Vision and the Inner Landscape
I read a remarkable little book this week which Anne lent to me. It is titled Invisible. It is the story of Hugues de Montalembert, a French writer who in 1973 lost his sight after having paint stripper thrown in his face in an aborted house burglary. This remarkable man, who becomes totally blind, decides after some eighteen months of rehabilitation that he will begin to travel the world unaccompanied. He had been a documentary film maker, so he was keen to go back to some of the places he had filmed. However, he also wanted to visit places where he had never been before.

While he was in Bali he wrote a book. This man who is totally blind says this about the book he wrote:

I just describe very precisely what I see – [the] inner landscape – without giving much explanation. So the editor would write all the time in the margins of the manuscript: "How do you know?" How do I know? That was exactly the purpose of the book!

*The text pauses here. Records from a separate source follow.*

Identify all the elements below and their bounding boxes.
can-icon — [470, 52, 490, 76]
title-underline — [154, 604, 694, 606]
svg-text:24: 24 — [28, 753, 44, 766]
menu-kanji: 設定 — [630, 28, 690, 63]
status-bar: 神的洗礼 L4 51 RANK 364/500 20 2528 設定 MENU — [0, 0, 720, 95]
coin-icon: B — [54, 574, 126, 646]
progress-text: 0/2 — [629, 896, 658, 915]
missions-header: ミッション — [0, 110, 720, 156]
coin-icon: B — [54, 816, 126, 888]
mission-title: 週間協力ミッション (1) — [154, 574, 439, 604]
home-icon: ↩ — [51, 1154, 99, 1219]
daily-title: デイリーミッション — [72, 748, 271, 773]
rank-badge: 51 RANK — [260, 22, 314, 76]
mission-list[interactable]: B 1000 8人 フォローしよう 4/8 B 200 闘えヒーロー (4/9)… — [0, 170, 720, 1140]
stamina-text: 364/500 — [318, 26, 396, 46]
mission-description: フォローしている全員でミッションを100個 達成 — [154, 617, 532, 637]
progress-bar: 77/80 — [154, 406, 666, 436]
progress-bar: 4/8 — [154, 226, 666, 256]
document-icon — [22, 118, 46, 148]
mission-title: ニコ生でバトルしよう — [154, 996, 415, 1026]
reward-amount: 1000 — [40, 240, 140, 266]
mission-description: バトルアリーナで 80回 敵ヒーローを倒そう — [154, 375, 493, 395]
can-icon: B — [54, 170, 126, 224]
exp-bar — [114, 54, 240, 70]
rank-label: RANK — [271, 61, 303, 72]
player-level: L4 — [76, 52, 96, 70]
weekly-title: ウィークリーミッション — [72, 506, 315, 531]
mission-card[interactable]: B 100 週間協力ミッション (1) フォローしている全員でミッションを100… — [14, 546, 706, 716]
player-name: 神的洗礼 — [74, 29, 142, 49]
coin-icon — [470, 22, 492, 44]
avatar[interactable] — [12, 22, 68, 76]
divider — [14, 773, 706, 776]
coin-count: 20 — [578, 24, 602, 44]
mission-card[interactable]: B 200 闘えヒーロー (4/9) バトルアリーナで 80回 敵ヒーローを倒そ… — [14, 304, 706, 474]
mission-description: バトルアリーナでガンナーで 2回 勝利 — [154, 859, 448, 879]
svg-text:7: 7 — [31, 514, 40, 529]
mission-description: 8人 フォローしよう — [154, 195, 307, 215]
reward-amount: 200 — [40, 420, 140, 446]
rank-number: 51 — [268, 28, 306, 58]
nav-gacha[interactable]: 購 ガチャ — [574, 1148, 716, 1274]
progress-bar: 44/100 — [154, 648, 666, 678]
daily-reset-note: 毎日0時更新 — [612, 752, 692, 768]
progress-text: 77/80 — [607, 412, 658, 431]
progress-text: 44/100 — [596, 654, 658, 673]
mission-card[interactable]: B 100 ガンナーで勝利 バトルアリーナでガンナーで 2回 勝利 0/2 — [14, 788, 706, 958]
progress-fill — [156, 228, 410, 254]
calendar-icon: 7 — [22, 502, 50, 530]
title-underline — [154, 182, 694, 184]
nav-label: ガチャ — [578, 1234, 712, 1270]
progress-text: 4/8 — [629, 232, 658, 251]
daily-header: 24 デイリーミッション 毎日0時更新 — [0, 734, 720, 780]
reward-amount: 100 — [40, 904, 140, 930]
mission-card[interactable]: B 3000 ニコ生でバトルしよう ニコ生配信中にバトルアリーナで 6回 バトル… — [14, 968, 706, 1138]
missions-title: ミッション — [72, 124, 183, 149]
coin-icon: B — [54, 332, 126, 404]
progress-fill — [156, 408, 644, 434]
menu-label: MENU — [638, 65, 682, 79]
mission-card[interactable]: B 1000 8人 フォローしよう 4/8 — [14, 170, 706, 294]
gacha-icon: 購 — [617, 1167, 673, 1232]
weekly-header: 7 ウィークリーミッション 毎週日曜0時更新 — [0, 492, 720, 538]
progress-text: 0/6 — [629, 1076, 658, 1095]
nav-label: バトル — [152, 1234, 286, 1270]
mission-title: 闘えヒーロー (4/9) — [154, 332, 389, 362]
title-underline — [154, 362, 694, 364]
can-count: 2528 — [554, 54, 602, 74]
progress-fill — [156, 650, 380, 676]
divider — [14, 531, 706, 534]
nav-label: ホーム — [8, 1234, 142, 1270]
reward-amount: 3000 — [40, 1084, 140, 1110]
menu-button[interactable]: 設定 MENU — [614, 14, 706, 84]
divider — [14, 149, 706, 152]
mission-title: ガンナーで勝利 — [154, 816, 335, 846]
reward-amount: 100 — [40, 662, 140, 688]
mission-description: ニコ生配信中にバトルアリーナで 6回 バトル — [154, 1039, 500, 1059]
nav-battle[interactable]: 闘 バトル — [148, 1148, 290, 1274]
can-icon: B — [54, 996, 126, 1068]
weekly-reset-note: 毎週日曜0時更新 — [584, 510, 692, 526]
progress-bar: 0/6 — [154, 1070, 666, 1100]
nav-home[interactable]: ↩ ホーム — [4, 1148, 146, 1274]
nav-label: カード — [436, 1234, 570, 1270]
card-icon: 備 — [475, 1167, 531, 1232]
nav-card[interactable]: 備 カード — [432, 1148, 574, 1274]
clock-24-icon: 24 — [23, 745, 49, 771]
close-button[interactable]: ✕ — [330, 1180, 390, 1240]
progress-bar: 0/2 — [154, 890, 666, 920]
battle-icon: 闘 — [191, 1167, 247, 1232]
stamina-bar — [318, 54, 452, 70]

Blindness is a drastic face-to-face with yourself. It forces you to look inside yourself, and if it is dark, you see nothing. My vision is based on [the] inner landscapes. Many people don’t see inner landscapes because they don’t look inside. They think, since it is inside, it must be dark, so there is nothing to see.

I wrote about a trip I took to the Himalayas and described very precisely what I saw – which I didn’t see at all – but rather my visions.

I think what was so remarkable about this man and the book he wrote was that he was able to overcome the most powerful worries any of us could ever have and in the process he saw what few of us can see. Worry is a sort of blindness that keeps us from solutions to our problems, but perhaps more importantly robs us of the joy we could have in life. Perhaps I am saying that happiness is an inside job.

So do not worry about what you will eat or drink or what you will wear. But rather seek first what is within and then everything will be yours. So don’t worry about tomorrow; worrying about it won’t add an extra hour to your life and you certainly won’t live a fulfilling life.